Elevate Your Thinking, and AI Becomes a Force Multiplier
How structured thinking turns AI into a strategic asset for women in leadership.
Most people talk about “using AI” at work. Very few know how to lead with it. The women who will lead in the next decade are not asking what prompt to use. They are asking what thinking they are training AI to amplify.
Inside Her Executive Ascent, I teach a different approach to prompting. You do not prompt ChatGPT or Claude like you are asking for help. You prompt like you are setting direction. This shift allows leaders to use generative AI as a thought partner instead of a search engine.
As we continue to experiment with AI services, it is important to remember that the quality of your thinking will determine the quality of the output.
The Before Prompt
“Help me prepare for a stakeholder meeting about a project issue.”
This type of input produces shallow and unfocused output because the model does not have enough context, stakes or objectives to anchor to.
The After Prompt (CLEAR Framework)
Context: I am preparing for a high-stakes meeting with a cross-functional VP who is concerned about delays on a strategic initiative. I need to demonstrate strong executive judgment, anticipate concerns and propose options that protect both credibility and timelines.
Length: Keep all outputs concise and under 300 words per section.
Examples: Use examples grounded in enterprise-level thinking such as risk trade-offs, cross-functional impacts, stakeholder alignment and strategic decision scenarios. Avoid generic leadership platitudes.
Action: Act as my executive thinking partner. Ask me questions one at a time until you have enough detail to produce the following: a concise decision-maker briefing, three strategic scenarios with risks and trade-offs, questions the VP is likely to ask, blind spots I may be missing, and a polished ninety-second executive summary I can deliver verbally.

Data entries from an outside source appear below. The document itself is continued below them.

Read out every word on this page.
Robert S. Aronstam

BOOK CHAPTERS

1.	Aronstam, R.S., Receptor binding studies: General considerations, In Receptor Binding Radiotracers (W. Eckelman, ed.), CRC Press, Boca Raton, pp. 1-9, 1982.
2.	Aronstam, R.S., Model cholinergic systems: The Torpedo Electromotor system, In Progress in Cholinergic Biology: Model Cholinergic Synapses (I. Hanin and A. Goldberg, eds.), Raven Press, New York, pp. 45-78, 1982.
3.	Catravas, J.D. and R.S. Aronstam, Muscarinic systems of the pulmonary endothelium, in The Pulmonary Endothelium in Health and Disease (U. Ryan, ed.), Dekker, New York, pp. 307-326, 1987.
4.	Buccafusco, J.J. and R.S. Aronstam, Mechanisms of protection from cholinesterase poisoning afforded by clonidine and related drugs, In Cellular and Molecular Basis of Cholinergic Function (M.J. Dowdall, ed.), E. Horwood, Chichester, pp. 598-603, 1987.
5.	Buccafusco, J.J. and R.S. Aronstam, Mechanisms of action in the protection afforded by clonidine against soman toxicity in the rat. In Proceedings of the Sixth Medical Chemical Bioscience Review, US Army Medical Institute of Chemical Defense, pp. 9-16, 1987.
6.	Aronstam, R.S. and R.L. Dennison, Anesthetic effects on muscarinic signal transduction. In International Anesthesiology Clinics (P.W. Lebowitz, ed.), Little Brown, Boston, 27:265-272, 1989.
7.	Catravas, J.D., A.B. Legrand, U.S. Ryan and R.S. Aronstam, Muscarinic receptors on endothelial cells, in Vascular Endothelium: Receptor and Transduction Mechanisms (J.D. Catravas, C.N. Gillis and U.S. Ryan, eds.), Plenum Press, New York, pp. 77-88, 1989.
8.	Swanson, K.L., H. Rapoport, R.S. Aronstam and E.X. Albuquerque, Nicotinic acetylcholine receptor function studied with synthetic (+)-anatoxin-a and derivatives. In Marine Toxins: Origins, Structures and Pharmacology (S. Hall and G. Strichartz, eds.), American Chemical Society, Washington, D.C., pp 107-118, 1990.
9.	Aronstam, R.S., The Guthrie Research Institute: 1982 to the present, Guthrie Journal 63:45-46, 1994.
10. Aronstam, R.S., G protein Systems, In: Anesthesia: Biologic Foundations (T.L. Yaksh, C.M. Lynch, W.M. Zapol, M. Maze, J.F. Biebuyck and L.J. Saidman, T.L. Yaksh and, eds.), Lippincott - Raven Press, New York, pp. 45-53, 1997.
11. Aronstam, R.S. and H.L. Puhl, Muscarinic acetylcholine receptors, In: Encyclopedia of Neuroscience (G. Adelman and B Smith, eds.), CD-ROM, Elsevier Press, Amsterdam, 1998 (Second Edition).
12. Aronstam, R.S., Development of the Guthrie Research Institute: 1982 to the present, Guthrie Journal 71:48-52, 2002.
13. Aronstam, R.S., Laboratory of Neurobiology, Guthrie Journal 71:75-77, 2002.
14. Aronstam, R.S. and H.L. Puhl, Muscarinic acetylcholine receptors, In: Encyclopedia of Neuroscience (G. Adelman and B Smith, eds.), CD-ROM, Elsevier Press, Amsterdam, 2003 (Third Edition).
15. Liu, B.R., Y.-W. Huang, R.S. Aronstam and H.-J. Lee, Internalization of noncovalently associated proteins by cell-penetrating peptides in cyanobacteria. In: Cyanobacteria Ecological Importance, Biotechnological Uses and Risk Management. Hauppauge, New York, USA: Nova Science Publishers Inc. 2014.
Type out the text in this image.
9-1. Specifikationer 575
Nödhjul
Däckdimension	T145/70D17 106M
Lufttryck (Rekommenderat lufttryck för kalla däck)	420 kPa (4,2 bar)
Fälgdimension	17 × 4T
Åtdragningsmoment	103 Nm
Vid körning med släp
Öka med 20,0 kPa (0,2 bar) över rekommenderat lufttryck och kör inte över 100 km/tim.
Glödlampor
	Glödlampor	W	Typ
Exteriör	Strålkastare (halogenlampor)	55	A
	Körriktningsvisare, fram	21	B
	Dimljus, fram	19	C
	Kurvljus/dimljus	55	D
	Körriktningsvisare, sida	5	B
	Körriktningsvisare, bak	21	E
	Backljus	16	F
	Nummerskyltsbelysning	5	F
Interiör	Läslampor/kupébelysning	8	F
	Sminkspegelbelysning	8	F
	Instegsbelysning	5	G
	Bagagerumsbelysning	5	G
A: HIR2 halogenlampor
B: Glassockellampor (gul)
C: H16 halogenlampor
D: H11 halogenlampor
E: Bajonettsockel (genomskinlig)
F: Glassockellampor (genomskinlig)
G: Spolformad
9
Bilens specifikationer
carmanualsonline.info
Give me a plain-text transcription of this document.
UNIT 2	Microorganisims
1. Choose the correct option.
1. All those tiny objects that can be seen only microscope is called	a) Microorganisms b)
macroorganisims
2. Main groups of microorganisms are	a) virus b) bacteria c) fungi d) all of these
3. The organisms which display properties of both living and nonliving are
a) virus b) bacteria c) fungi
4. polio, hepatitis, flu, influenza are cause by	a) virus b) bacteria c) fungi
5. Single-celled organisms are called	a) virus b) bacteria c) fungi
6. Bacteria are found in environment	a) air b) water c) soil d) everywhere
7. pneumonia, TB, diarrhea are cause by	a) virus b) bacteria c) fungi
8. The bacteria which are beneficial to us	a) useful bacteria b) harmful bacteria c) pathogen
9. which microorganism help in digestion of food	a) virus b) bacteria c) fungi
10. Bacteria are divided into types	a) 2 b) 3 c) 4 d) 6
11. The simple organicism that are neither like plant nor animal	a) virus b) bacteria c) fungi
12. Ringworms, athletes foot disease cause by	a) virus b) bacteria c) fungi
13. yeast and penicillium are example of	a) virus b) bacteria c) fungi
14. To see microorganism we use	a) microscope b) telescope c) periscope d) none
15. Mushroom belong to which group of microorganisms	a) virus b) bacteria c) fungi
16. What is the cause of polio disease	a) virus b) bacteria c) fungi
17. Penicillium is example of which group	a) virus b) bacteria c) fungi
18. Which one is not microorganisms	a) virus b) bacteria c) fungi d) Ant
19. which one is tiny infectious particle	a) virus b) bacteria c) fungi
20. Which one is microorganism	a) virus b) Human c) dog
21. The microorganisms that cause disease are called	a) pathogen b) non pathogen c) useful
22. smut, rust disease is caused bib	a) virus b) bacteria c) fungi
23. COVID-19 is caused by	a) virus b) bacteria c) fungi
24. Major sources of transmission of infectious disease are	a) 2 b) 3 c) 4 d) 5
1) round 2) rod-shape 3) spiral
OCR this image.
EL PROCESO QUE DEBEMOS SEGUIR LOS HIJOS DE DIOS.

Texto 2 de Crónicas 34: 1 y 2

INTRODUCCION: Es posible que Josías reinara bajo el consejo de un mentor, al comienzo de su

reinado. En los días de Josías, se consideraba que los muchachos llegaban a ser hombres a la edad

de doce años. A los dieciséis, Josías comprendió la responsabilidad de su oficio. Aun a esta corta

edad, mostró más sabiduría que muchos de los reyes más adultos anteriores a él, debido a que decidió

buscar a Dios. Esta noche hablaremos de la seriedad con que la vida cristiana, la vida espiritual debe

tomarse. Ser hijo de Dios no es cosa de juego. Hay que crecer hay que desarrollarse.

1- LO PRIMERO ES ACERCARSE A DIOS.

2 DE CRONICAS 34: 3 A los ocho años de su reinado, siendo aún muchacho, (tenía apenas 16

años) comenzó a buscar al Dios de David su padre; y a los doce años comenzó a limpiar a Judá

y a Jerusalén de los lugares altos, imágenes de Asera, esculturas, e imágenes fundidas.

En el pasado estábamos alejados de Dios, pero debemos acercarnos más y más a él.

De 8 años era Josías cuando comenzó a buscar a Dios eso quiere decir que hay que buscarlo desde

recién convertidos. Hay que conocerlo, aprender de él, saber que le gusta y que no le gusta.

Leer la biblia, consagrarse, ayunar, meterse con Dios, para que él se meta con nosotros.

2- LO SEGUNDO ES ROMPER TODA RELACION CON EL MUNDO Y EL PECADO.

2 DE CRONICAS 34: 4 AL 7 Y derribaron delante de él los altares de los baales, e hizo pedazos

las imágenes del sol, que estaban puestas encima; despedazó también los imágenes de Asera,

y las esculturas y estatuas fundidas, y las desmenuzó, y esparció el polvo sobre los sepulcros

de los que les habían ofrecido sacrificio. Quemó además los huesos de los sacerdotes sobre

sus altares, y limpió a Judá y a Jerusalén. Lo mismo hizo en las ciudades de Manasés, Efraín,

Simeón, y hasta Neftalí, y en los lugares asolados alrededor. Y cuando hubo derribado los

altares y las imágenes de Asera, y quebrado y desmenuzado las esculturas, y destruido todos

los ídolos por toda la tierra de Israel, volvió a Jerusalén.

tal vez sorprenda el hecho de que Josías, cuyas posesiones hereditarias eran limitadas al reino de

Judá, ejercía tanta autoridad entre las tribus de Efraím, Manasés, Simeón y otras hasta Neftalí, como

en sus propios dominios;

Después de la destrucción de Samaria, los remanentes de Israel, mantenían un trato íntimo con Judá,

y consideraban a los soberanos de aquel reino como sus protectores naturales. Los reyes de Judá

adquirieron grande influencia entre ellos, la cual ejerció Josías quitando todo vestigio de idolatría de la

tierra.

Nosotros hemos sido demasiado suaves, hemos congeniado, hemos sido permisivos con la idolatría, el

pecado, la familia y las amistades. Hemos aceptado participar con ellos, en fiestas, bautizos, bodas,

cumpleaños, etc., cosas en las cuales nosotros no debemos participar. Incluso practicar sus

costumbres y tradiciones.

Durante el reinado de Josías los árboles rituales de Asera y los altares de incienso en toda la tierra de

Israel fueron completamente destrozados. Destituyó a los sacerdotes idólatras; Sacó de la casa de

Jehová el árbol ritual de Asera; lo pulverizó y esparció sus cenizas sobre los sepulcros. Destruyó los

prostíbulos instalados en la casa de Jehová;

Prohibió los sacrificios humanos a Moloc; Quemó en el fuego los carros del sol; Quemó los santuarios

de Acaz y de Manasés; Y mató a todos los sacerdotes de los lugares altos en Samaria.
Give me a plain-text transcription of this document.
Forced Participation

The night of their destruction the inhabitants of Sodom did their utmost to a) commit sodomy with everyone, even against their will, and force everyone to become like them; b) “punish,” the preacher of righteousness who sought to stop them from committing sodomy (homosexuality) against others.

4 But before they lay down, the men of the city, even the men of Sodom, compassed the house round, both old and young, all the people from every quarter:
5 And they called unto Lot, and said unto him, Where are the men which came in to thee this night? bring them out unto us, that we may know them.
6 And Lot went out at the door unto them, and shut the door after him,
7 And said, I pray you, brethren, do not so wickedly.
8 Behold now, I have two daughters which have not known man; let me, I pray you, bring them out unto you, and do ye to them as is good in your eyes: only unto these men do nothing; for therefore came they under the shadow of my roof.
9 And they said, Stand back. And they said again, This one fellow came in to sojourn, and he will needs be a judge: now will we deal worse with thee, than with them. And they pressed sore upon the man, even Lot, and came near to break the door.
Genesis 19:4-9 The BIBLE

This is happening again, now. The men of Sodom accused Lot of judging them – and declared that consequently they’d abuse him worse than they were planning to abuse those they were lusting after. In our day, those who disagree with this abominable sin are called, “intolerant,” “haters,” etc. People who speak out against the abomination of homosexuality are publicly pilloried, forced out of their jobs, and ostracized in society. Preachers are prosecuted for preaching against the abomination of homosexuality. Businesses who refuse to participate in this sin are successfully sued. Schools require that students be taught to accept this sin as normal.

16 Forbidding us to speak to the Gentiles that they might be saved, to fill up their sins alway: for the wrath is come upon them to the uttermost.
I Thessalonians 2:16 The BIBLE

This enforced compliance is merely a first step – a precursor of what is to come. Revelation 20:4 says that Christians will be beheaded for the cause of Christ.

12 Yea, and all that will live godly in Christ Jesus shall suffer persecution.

Result: Provide outputs that strengthen my strategic posture, improve decision quality and prepare me to lead the conversation rather than react to it.
The Difference
The vague prompt asked for help, which forced the model to guess. The CLEAR prompt provided direction, pressure points, decisions and intended outcomes. That is why the output shifts from generic commentary to something that resembles real executive preparation.
If you want to see the difference for yourself, try the hypothetical scenario above in your preferred GenAI service. Do not include personal or confidential details. Focus on the scenario, not identifying information.
Why This Matters
When leaders learn how to direct AI with clarity and authority, the dynamic changes. You stop accepting surface-level answers and begin shaping the system to support the way you think. It strengthens how you prepare for high-stakes conversations, how you pressure-test decisions and how you navigate environments where influence and timing matter.
Inside Her Executive Ascent, this is the work. We do not use AI as a shortcut. We use it as a force multiplier for your judgment, clarity and leadership range.